Some city police departments report on excessive use of force and/or deaths due to police intervention. However, the shape and definitions of this data varies from city to city. Examples include:

  • Minneapolis: Use of force and officer-involved shootings data is available. The most recent use of force data is from early June 2020, and the most recent officer-involved shooting data is from December 14, 2019.
  • Seattle: Use of force and officer-involved shootings data is available. Both datasets detail the race of the subject.
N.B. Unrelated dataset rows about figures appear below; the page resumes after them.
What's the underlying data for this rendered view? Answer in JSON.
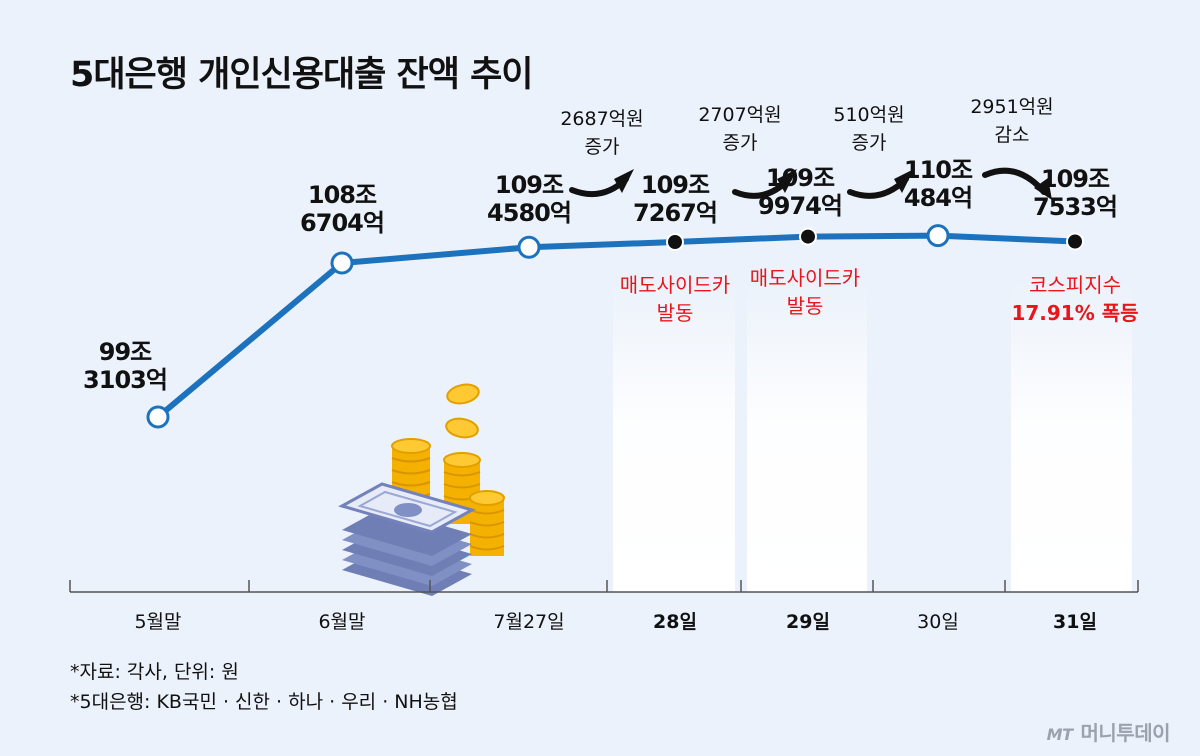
{
  "title": "5대은행 개인신용대출 잔액 추이",
  "footnotes": [
    "*자료: 각사, 단위: 원",
    "*5대은행: KB국민 · 신한 · 하나 · 우리 · NH농협"
  ],
  "logo": {
    "mark": "MT",
    "text": "머니투데이"
  },
  "colors": {
    "line": "#1c72bd",
    "event": "#e8161b",
    "highlight": "#ffffff",
    "background": "#ecf2fb"
  },
  "icons": [
    "money-stack-icon",
    "coin-stack-icon",
    "curved-arrow-icon"
  ],
  "chart_data": {
    "type": "line",
    "categories": [
      "5월말",
      "6월말",
      "7월27일",
      "28일",
      "29일",
      "30일",
      "31일"
    ],
    "series": [
      {
        "values": [
          993103,
          1086704,
          1094580,
          1097267,
          1099974,
          1100484,
          1097533
        ]
      }
    ],
    "unit": "억원",
    "value_labels": [
      [
        "99조",
        "3103억"
      ],
      [
        "108조",
        "6704억"
      ],
      [
        "109조",
        "4580억"
      ],
      [
        "109조",
        "7267억"
      ],
      [
        "109조",
        "9974억"
      ],
      [
        "110조",
        "484억"
      ],
      [
        "109조",
        "7533억"
      ]
    ],
    "highlighted_days": [
      "28일",
      "29일",
      "31일"
    ],
    "changes": [
      {
        "from": "7월27일",
        "to": "28일",
        "text": [
          "2687억원",
          "증가"
        ]
      },
      {
        "from": "28일",
        "to": "29일",
        "text": [
          "2707억원",
          "증가"
        ]
      },
      {
        "from": "29일",
        "to": "30일",
        "text": [
          "510억원",
          "증가"
        ]
      },
      {
        "from": "30일",
        "to": "31일",
        "text": [
          "2951억원",
          "감소"
        ]
      }
    ],
    "events": [
      {
        "day": "28일",
        "text": [
          "매도사이드카",
          "발동"
        ]
      },
      {
        "day": "29일",
        "text": [
          "매도사이드카",
          "발동"
        ]
      },
      {
        "day": "31일",
        "text": [
          "코스피지수",
          "17.91% 폭등"
        ]
      }
    ],
    "grid": false
  }
}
The most recent use of force data is from May 28, 2020, but the most recent officer-involved shootings data is from June 19, 2016. There are three records of disciplinary action for officer-involved shootings in the dataset for 2005-2016.
  • Atlanta: The Atlanta Police Department produces an annual report and publishes weekly crime data, but these reports don’t mention use of force. The most recent data on officer-involved shootings is from 2015. Six Atlanta police officers were recently charged after allegedly using excessive force.
  • Dallas: The City of Dallas provides officer-involved shooting data, though it doesn’t include demographic information on the subject. The Dallas Open Data portal also provides some data on use of force by police officers, but it is unclear if anything more recent than 2016 is available.
  • New York City: The New York Police Department provides use of force incidents by quarter and excessive use of force by year; however, the data only describes the type of force used, the command group/precinct, whether the officer was on-duty or off-duty, and in a separate unlinked dataset, the severity of the subject’s injury. The data does not include subject demographics.

What do non-government datasets do?

Considering the dearth of timely, standardized numbers on officer-involved deaths, non-government datasets have sprung up to fill the holes. These non-government aggregators generally use a similar methodology to what surfaced the greatest proportion of cases in the ARD report: comprehensive review of cases reported in the media.

Our government can and must do better

USAFacts believes facts deserve to be heard; shared, comprehensive and transparent data can ground public debates in facts. The nation is engaging in a discussion about police brutality in Black communities nationwide. We need clear, comprehensive, contextual numbers to help advise decisions on policing. Reporting standards must be applied evenly across the US and the data needs standardization and clear methodology.

Data is just one aspect of this discussion, but we can’t use it to inform opinions if it’s out of date. The BJS has demonstrated that the ARD methodology is the most holistic of any national dataset on the topic, plus the BJS has an existing data pipeline and machine-learning classifiers to do some of this work. Americans can demand Congress consider shifting funds towards better data to shed light on excessive use of force and measure any implemented changes. Government data alone will not solve these issues, but it should be available and accessible to everyone to measure change and progress.